Many of those people might struggle to find a new, permanent place to live for many months or years.
A Tampa man thinks he has the solution for this sudden need for good, but affordable housing
It was an idea born after the last major storm to hit the Gulf states: Hurricane Katrina.
"The whole intent of this is that human dignity is being restored after a disaster. I don't think people are getting that kind of dignity from trailers," explains Sean Verdecia, who believes he and his team have come up with a solution.
In a small warehouse in Ybor City, the USF grad is building what he hopes some people will soon call "home."

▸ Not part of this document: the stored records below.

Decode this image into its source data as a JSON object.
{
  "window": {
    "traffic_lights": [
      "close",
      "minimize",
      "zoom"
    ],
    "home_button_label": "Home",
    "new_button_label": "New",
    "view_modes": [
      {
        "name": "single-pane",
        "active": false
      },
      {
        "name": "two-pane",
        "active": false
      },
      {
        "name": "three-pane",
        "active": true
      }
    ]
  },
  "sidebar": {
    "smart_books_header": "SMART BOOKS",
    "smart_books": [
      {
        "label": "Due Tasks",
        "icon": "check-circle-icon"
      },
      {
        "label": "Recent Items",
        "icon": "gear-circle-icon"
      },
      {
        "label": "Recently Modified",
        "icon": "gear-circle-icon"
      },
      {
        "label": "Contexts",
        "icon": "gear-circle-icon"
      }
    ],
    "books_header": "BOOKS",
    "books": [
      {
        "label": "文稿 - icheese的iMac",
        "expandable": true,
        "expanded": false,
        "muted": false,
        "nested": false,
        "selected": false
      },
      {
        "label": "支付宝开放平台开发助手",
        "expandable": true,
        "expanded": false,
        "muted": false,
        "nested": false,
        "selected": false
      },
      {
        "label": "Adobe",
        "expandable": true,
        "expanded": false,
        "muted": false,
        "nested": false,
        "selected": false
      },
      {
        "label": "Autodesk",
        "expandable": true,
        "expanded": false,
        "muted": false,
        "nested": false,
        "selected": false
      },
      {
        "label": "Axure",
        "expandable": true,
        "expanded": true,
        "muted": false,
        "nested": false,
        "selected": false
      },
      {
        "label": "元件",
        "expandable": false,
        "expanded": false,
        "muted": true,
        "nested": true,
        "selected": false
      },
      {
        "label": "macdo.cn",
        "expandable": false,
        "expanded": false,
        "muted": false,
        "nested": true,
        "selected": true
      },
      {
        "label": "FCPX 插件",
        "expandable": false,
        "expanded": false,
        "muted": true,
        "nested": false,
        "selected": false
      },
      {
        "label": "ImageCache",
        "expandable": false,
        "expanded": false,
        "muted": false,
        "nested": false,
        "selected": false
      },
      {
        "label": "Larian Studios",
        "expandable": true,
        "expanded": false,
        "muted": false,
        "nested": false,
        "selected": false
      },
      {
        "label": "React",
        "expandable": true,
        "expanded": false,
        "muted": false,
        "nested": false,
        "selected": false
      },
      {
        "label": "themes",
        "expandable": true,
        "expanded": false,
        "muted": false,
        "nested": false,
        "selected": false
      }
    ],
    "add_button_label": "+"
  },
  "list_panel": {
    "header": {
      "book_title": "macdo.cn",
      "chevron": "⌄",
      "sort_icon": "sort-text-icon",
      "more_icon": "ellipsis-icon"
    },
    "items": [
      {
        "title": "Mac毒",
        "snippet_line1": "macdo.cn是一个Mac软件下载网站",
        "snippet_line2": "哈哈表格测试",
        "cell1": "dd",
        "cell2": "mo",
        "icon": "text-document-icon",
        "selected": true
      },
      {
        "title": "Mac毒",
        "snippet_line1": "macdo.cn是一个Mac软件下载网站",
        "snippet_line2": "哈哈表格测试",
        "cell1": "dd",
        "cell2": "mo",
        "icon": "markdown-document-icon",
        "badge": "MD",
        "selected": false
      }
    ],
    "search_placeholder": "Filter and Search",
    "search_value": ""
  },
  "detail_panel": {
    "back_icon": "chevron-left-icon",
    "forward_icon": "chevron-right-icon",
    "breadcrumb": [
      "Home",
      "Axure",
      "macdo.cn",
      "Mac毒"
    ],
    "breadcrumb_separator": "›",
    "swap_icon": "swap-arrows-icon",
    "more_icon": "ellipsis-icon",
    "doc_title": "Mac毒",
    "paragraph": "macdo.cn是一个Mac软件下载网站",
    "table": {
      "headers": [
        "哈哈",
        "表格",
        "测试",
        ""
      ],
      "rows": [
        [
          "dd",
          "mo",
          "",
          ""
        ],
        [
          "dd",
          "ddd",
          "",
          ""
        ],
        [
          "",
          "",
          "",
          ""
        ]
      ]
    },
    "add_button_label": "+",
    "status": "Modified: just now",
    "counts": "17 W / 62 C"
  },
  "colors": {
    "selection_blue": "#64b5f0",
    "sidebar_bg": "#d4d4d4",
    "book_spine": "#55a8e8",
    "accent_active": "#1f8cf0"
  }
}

"We can put together furniture ourselves why can't we do that with housing," says Verdecia.
It's called AbleNook , a home that's relatively easy to put together, but is also cheaper than what FEMA buys for storm victims, as well as nicer and stronger.
"It's not intended to ride out a hurricane but if you were to leave it in place in the middle of one you might be able to expect it to be there when you come back," he says, noting that it should be able to withstand about 20,000 lbs. of downward force.
That would make it safer than many standard homes, let along trailer homes, and it solves a lot of the problems that come up in disaster zones, like uneven terrain.
Most notably, it comes together in just a few hours.
"No tools to put this together. You just push in the panels and its done," says Verdecia, who says he also sees wider appeal for these modular homes.
"Let's say your family grows over time. Your home should be able to grow with you but you shouldn't have to hire an army of contractors to come out and figure out how to do it for you," says Verdecia. He is trying to design a home that is both nice enough for people to want to live in them, but also affordable enough, and transportable enough, to be rolled out to people who need help.
With the disaster in Texas still unfolding, the start up is now speeding up their timeline, hoping to have these homes available for mass purchase by the Spring of 2018.
People are already making orders for the homes, which are currently priced at $45,000, although Verdecia says the price may still change slightly once parts are being ordered.